We submit that the law provides no parameters for determining what behaviour satisfies the definition of an uncontrollable child. In addition, this section does not indicate what the court ought to consider in determining sentencing or a proposed limit for the duration of the sentence.

Concerns have been repeatedly raised that the law is misused as a means of addressing routine disciplinary issues by infringing on children's rights. Further, rather than deeming a child uncontrollable, it is imperative that the adequate social interventions be provided to the family to ensure their ability to care for the child.

II) Remove the possibility of incarcerating children in adult institutions.

Incarcerating children in adult institutions is a long-standing practice that needs to end, given the repercussions it has on children. While there have been significant efforts to address this, it remains in law and is still practised.

Following precautionary measures made by JFJ in 2013 on behalf of children victimised by the State, the Inter-American Commission on Human Rights declared that Jamaica's legislation, specifically Section 78 (2), authorising the practice of detaining children in adult correctional and remand centres violated international human rights laws and the United Nations Standard Minimum Rules for the Administration of Juvenile Justice (The Beijing Rules). Parliament must now act by repealing all sections of the CCPA which authorises the detention of children in adult prisons.

III) Remove the possibility for imprisonment of children for life or excessively long periods.

We posit that the best interest of the child is never served by protracted incarceration, and we recommend the following:

• Abolishing the possibility being sentenced to imprisonment for life under Section 78 (1) of CCPA that allows for children 14 years and older to be sentenced to life imprisonment without parole.

• Section 78 (5) allows the court to incarcerate children 12 and 13 years old for up to 25 years. Parliament should consider reducing the number of years that is permitted under law. Again, to send a 12-year-old to prison for more than double the number of years they have been alive is excessive and serves little public benefit.

We, therefore, call upon you, our legislators, to act upon the report of the 2018 joint select committee and urgently reform sections 24 and 78 of the CCPA, as well as other sections of the legislation that remain of concern.

The undersigned also urge the Government to provide children the “care and protection” under Section 8 of the CCPA, in which they are offered the necessary therapeutic-based interventions that sufficiently address the underlying issues of assault and abuse or untreated mental health issues.

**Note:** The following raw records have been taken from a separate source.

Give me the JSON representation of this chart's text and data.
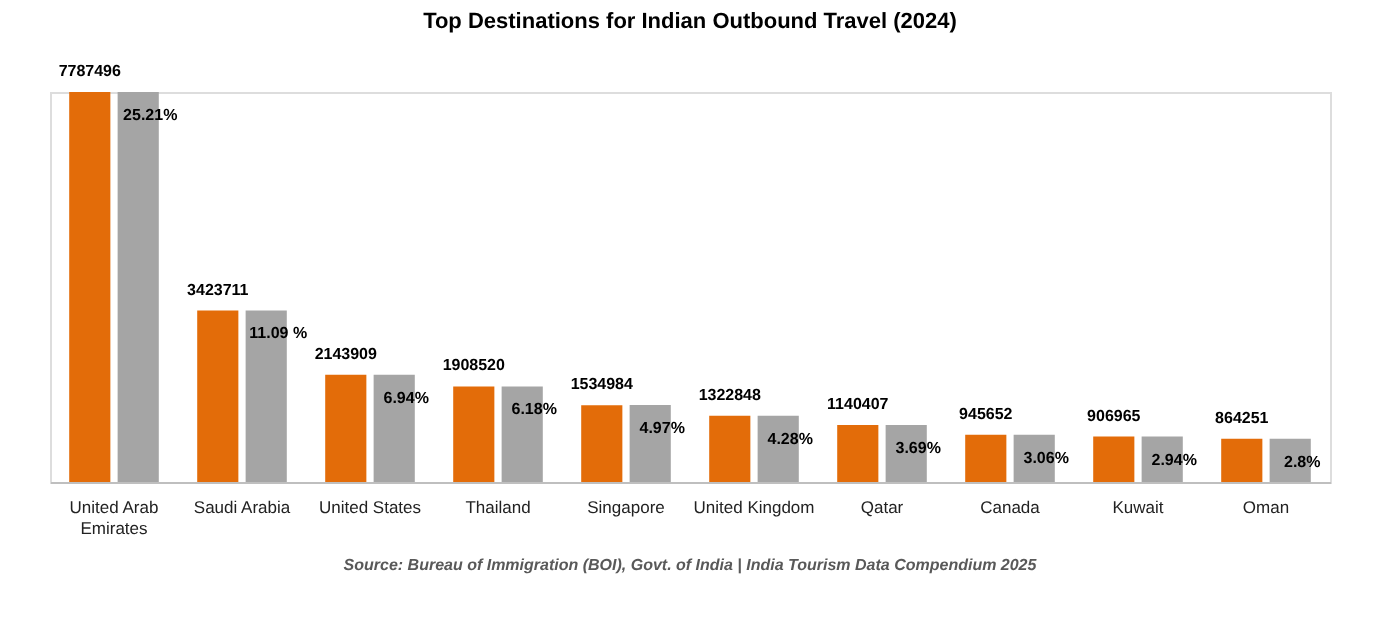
{
  "chart_data": {
    "type": "bar",
    "title": "Top Destinations for Indian Outbound Travel (2024)",
    "categories": [
      "United Arab Emirates",
      "Saudi Arabia",
      "United States",
      "Thailand",
      "Singapore",
      "United Kingdom",
      "Qatar",
      "Canada",
      "Kuwait",
      "Oman"
    ],
    "series": [
      {
        "color": "#e36c09",
        "values": [
          7787496,
          3423711,
          2143909,
          1908520,
          1534984,
          1322848,
          1140407,
          945652,
          906965,
          864251
        ]
      },
      {
        "color": "#a5a5a5",
        "axis": "y2",
        "values": [
          25.21,
          11.09,
          6.94,
          6.18,
          4.97,
          4.28,
          3.69,
          3.06,
          2.94,
          2.8
        ],
        "value_labels": [
          "25.21%",
          "11.09 %",
          "6.94%",
          "6.18%",
          "4.97%",
          "4.28%",
          "3.69%",
          "3.06%",
          "2.94%",
          "2.8%"
        ]
      }
    ],
    "ylim": [
      0,
      7787496
    ],
    "y2lim": [
      0,
      25.21
    ],
    "data_labels": true,
    "tick_labels": "x",
    "annotations": [
      "Source: Bureau of Immigration (BOI), Govt. of India | India Tourism Data Compendium 2025"
    ]
  }
}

We further urge the Government to strengthen the National Child Diversion Programme to prevent or minimise children from getting in trouble with the law and entering the penal system. With a 40 per cent recidivism rate, it is imperative that the relevant sections of the law be overhauled into a social force that produces positive behaviour instead of being punitive in its approach.

The above piece is co-authored by Jamaicans for Justice, Jamaica Youth Advocacy Network, and Stand Up for Jamaica.